In this example will will use the synthetic events on PubSub topic generated by [pubsub-event-maker](https://github.com/mchmarny/pubsub-event-maker) utility. We will use it to mock synthetic `utilization` data from `3` devices and publish them to Cloud PubSub on the `eventmaker` topic in your project. The PubSub payload looks something like this:

```json
{
"source_id": "device-1",
"event_id": "eid-b6569857-232c-4e6f-bd51-cda4e81f3e1f",
"event_ts": "2019-06-05T11:39:50.403778Z",
"label": "utilization",
"mem_used": 34.47265625,
"cpu_used": 6.5,
"load_1": 1.55,
"load_5": 2.25,
"load_15": 2.49,
"random_metric": 94.05090880450125
}
```

The instructions on how to configure `pubsub-event-maker` to start sending these events are [here](https://github.com/mchmarny/pubsub-event-maker).

## Pre-requirements

### GCP Project and gcloud SDK

If you don't have one already, start by creating new project and configuring [Google Cloud SDK](https://cloud.google.com/sdk/docs/). Similarly, if you have not done so already, you will have [set up Cloud Run](https://cloud.google.com/run/docs/setup).

## Setup

### Build Container Image

Cloud Run runs container images. To build one we are going to use the included [Dockerfile](./Dockerfile) and submit the build job to Cloud Build using [bin/image](./bin/image) script.
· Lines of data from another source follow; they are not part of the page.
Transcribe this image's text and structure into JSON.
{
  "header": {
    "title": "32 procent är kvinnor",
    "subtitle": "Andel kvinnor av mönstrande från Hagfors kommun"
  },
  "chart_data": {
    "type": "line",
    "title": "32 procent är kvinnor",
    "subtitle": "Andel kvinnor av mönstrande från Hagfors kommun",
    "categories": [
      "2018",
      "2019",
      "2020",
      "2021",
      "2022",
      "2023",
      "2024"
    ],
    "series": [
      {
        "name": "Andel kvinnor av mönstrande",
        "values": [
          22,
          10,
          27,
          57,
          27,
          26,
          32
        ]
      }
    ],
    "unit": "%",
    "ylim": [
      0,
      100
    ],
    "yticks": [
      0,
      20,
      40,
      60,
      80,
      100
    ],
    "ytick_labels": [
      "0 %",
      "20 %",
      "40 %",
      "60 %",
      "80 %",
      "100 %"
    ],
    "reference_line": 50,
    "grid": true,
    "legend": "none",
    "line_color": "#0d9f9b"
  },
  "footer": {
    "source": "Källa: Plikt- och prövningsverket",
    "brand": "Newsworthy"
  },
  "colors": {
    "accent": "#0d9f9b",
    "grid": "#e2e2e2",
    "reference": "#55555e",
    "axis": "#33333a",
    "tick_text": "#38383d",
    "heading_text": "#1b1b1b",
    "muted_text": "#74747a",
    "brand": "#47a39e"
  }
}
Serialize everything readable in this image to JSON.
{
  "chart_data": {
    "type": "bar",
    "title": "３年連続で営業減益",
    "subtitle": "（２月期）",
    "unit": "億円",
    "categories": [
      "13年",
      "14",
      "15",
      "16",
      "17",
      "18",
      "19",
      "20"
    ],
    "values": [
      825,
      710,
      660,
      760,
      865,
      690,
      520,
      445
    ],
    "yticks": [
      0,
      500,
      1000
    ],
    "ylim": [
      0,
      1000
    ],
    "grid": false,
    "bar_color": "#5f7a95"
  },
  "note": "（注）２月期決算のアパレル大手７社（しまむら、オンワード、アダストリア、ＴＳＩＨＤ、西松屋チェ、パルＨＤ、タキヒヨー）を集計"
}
> Note, you should review each one of the provided scripts for complete content of these commands

```shell
bin/image
```

> If this is first time you use the build service you may be prompted to enable the build API

### Service Account and IAM Policies

In this example we are going to follow the [principle of least privilege](https://searchsecurity.techtarget.com/definition/principle-of-least-privilege-POLP) (POLP) to ensure our Cloud Run service has only the necessary rights and nothing more:

* `run.invoker` - required to execute Cloud Run service
* `pubsub.editor` - required to create and publish to Cloud PubSub
* `logging.logWriter` - required for Stackdriver logging
* `cloudtrace.agent` - required for Stackdriver tracing
* `monitoring.metricWriter` - required to write custom metrics to Stackdriver

To do that we will create a GCP service account and assign the necessary IAM policies and roles using [bin/account](./bin/account) script:

```shell
bin/account
```

### Cloud Run Service

Once you have configured the GCP accounts, you can deploy a new Cloud Run service and set it to run under that account using and preventing unauthenticated access [bin/service](./bin/service) script:

```shell
bin/service
```

## PubSub Subscription

To enable PubSub to send topic data to Cloud Run service we will need to create a PubSub topic subscription and configure it to "push" events to the Cloud Service we deployed above.

```shell
bin/pubsub
```

## Log

You can see the raw data and all the application log entries made by the service in Cloud Run service logs.

Cloud Run Log

## Saving Results

The process of saving resulting data from this service will depend on your target (the place where you want to save the data). HCP has a number of existing connectors and templates so, in most cases, you do not have to even write any code. Here is an example of a Dataflow template that streams PubSub topic data to BigQuery:

```shell
gcloud dataflow jobs run JOB_NAME \
--gcs-location gs://dataflow-templates/latest/PubSub_to_BigQuery \
--parameters \
inputTopic=projects/YOUR_PROJECT_ID/topics/YOUR_TOPIC_NAME,\
outputTableSpec=YOUR_PROJECT_ID:YOUR_DATASET.YOUR_TABLE_NAME
```

This approach will automatically deal with back-pressure, retries, monitoring and is not subject to the batch insert quote limits.

## Cleanup

To cleanup all resources created by this sample execute the [bin/cleanup](bin/cleanup) script.

```shell
bin/cleanup
```

## Disclaimer

This is my personal project and it does not represent my employer. I take no responsibility for issues caused by this code. I do my best to ensure that everything works, but if something goes wrong, my apologies is all you will get.